Trump vuole tutelare l’economia reale, portare nuove industrie, ricostruire l’infrastruttura produttiva americana.
“Biden – spiega Mazzoni – ha iniettato nell’economia una grandissima quantità di denaro per investimenti di tipo pubblico” e questo “ha creato una grande bolla della borsa che va sgonfiata”.
“Secondo gli analisti finanziari – ci dice Mazzoni – ci sarà una crisi finanziaria paragonabile a quella del 2008 che durerà fino al 2028, quindi fino alle elezioni vere e proprie. Trump ha comunque dei progetti per proteggere l’America dalle conseguenze, staremo a vedere. Le tariffe giocano un ruolo importante in questo senso. In pratica, Trump sta trasformando la struttura monetaria americana in modo che assomigli a quella cinese: ci saranno due dollari, uno prodotto internamente e uno esternamente. Quello esterno verrà distrutto, mentre quello interno verrà tutelato”.
Ci sarà inflazione e la pagheranno gli altri, sostiene Mazzoni sulla base dei pareri degli analisti.
“Questa inflazione verrà quasi per intero esportata. Trump deve far scendere la borsa, sta creando terrorismo mediatico”.
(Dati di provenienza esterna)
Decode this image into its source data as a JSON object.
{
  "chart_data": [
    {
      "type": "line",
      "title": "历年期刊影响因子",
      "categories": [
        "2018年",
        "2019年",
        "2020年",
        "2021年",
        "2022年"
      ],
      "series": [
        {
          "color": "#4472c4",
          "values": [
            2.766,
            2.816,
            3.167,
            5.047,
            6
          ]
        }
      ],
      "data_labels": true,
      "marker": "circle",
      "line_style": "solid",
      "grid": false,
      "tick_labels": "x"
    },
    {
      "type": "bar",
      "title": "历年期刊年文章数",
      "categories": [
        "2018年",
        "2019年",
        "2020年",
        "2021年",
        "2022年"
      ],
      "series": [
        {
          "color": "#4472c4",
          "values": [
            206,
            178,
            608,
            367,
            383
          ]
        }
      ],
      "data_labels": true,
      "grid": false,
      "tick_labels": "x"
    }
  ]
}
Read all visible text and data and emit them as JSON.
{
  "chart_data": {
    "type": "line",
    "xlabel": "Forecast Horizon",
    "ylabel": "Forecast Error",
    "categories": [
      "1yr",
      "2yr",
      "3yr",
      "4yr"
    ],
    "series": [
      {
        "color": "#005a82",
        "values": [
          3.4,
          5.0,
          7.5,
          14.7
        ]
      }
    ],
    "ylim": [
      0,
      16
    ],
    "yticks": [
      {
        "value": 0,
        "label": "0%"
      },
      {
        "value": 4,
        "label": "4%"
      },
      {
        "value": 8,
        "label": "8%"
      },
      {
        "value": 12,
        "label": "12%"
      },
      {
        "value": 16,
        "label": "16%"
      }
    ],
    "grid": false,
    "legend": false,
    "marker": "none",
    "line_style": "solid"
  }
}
Per Trump, sostiene Mazzoni, “è più importante riattivare i rapporti tra Stati Uniti e Russia, perché tutto questo gioco che vi sto descrivendo dipende fortemente dalla gestione dell’energia. Infatti, se guardi quali sono i protagonisti principali delle discussioni di pace, ti renderai conto che è così. Stati Uniti, Russia e Arabia Saudita. Sono le tre superpotenze energetiche mondiali e devono risolvere le loro controversie, perché l’ondata inflazionistica che sta per arrivare colpirà soprattutto i Paesi poveri di energia. Dove sta andando l’oro dell’Europa? Quello di Londra sta prendendo la strada dell’oltre Atlantico, dell’oltre Oceano. La stessa cosa sta accadendo in Svizzera, quindi dall’Europa l’oro sta fuggendo verso gli Stati Uniti”.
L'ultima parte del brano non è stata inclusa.